As an Asian American growing up in California, my experience was often ignored, dismissed, or misrepresented. If the stories of Asian Americans were ever mentioned in school, they were usually lumped together as if all Asian Americans belonged to the same group and shared the same histories and experiences.

In my secondary schooling, I was required to take U.S. History and European History and felt isolated and belittled in the class discourse. My presence as an Asian American was rarely valued as I was often regarded as “other,” and my perspectives represented those of a foreigner.

There was a separation between the content that I was learning at school and what I was experiencing at home. However, I wasn’t consciously aware of the disconnection. No one indicated that our stories were worthy of being included in the school curriculum and that their omission was a problem.

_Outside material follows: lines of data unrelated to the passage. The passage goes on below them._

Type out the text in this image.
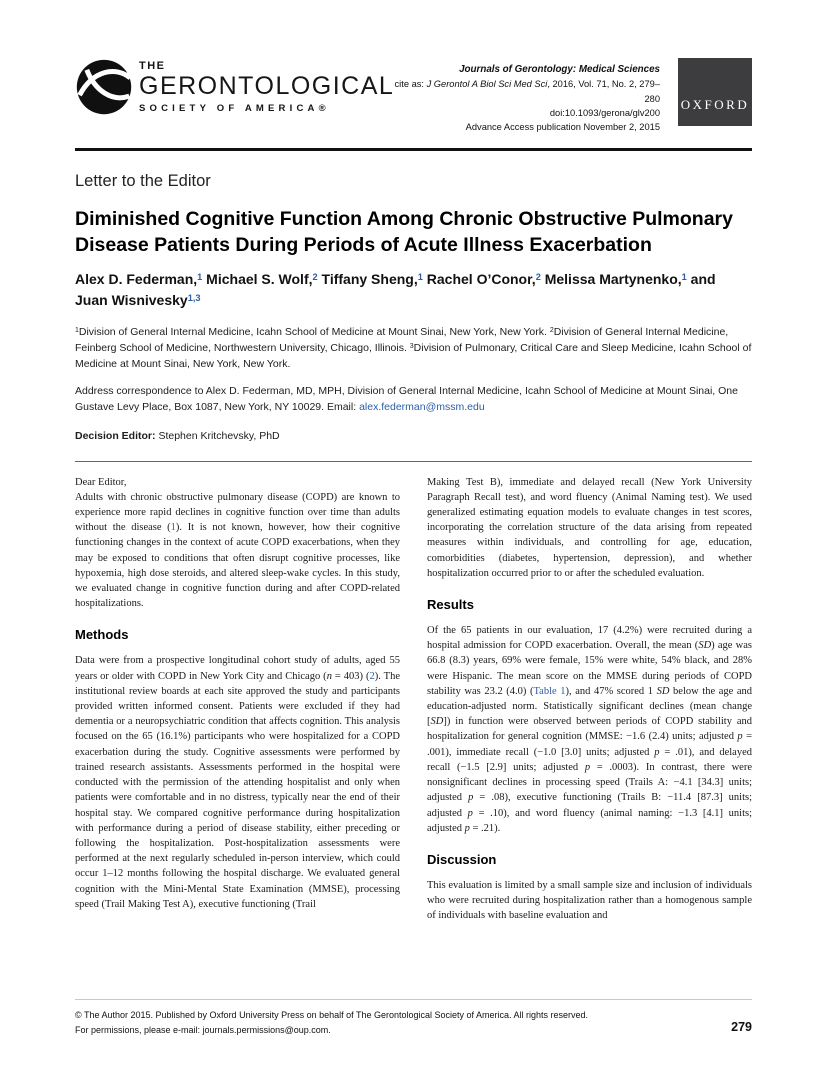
THE
GERONTOLOGICAL
SOCIETY OF AMERICA®
Journals of Gerontology: Medical Sciences
cite as: J Gerontol A Biol Sci Med Sci, 2016, Vol. 71, No. 2, 279–280
doi:10.1093/gerona/glv200
Advance Access publication November 2, 2015
OXFORD
Letter to the Editor
Diminished Cognitive Function Among Chronic Obstructive Pulmonary Disease Patients During Periods of Acute Illness Exacerbation
Alex D. Federman,$^1$ Michael S. Wolf,$^2$ Tiffany Sheng,$^1$ Rachel O’Conor,$^2$ Melissa Martynenko,$^1$ and Juan Wisnivesky$^{1,3}$
$^1$Division of General Internal Medicine, Icahn School of Medicine at Mount Sinai, New York, New York. $^2$Division of General Internal Medicine, Feinberg School of Medicine, Northwestern University, Chicago, Illinois. $^3$Division of Pulmonary, Critical Care and Sleep Medicine, Icahn School of Medicine at Mount Sinai, New York, New York.
Address correspondence to Alex D. Federman, MD, MPH, Division of General Internal Medicine, Icahn School of Medicine at Mount Sinai, One Gustave Levy Place, Box 1087, New York, NY 10029. Email: alex.federman@mssm.edu
Decision Editor: Stephen Kritchevsky, PhD

Dear Editor,

Adults with chronic obstructive pulmonary disease (COPD) are known to experience more rapid declines in cognitive function over time than adults without the disease (1). It is not known, however, how their cognitive functioning changes in the context of acute COPD exacerbations, when they may be exposed to conditions that often disrupt cognitive processes, like hypoxemia, high dose steroids, and altered sleep-wake cycles. In this study, we evaluated change in cognitive function during and after COPD-related hospitalizations.

Methods

Data were from a prospective longitudinal cohort study of adults, aged 55 years or older with COPD in New York City and Chicago (n = 403) (2). The institutional review boards at each site approved the study and participants provided written informed consent. Patients were excluded if they had dementia or a neuropsychiatric condition that affects cognition. This analysis focused on the 65 (16.1%) participants who were hospitalized for a COPD exacerbation during the study. Cognitive assessments were performed by trained research assistants. Assessments performed in the hospital were conducted with the permission of the attending hospitalist and only when patients were comfortable and in no distress, typically near the end of their hospital stay. We compared cognitive performance during hospitalization with performance during a period of disease stability, either preceding or following the hospitalization. Post-hospitalization assessments were performed at the next regularly scheduled in-person interview, which could occur 1–12 months following the hospital discharge. We evaluated general cognition with the Mini-Mental State Examination (MMSE), processing speed (Trail Making Test A), executive functioning (Trail

Making Test B), immediate and delayed recall (New York University Paragraph Recall test), and word fluency (Animal Naming test). We used generalized estimating equation models to evaluate changes in test scores, incorporating the correlation structure of the data arising from repeated measures within individuals, and controlling for age, education, comorbidities (diabetes, hypertension, depression), and whether hospitalization occurred prior to or after the scheduled evaluation.

Results

Of the 65 patients in our evaluation, 17 (4.2%) were recruited during a hospital admission for COPD exacerbation. Overall, the mean (SD) age was 66.8 (8.3) years, 69% were female, 15% were white, 54% black, and 28% were Hispanic. The mean score on the MMSE during periods of COPD stability was 23.2 (4.0) (Table 1), and 47% scored 1 SD below the age and education-adjusted norm. Statistically significant declines (mean change [SD]) in function were observed between periods of COPD stability and hospitalization for general cognition (MMSE: −1.6 (2.4) units; adjusted p = .001), immediate recall (−1.0 [3.0] units; adjusted p = .01), and delayed recall (−1.5 [2.9] units; adjusted p = .0003). In contrast, there were nonsignificant declines in processing speed (Trails A: −4.1 [34.3] units; adjusted p = .08), executive functioning (Trails B: −11.4 [87.3] units; adjusted p = .10), and word fluency (animal naming: −1.3 [4.1] units; adjusted p = .21).

Discussion

This evaluation is limited by a small sample size and inclusion of individuals who were recruited during hospitalization rather than a homogenous sample of individuals with baseline evaluation and

© The Author 2015. Published by Oxford University Press on behalf of The Gerontological Society of America. All rights reserved.
For permissions, please e-mail: journals.permissions@oup.com.	279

Benefits of Ethnic Studies for Students

The debate over whether Ethnic Studies curriculum should be approved in K-12 schools was fierce. The controversy primarily stemmed from the disagreement over which groups such a course should represent and what content should be included. One of the fundamental questions about power relations and equity is “whose knowledge counts?” Another real concern is about diluting the content by covering breadth but not much depth. These are challenging questions without easy answers.

Notwithstanding this controversy, however, mandating the approved curriculum would mean that students grow up witnessing members of minoritized groups as the “main characters” in their class discourse. Though the current model of curriculum might be imperfect, including it can still make a meaningful difference in students’ lives. It can enhance equity, diversity, and inclusion by placing historically marginalized groups at the center of attention and not on the periphery, which has been the case in K–12 public school curricula.

In a dedicated Ethnic Studies class, history, research, and the lived experience of marginalized people can be used as a springboard to further discussion on some sensitive yet critical topics such as systematic racism and power dynamics.

Having their own stories included in the content will empower marginalized students and increase their cultural pride. And for those students who do not belong to a particular group, Ethnic Studies will also help them recognize and validate the experiences and stories of people from other ethnic groups who live alongside them.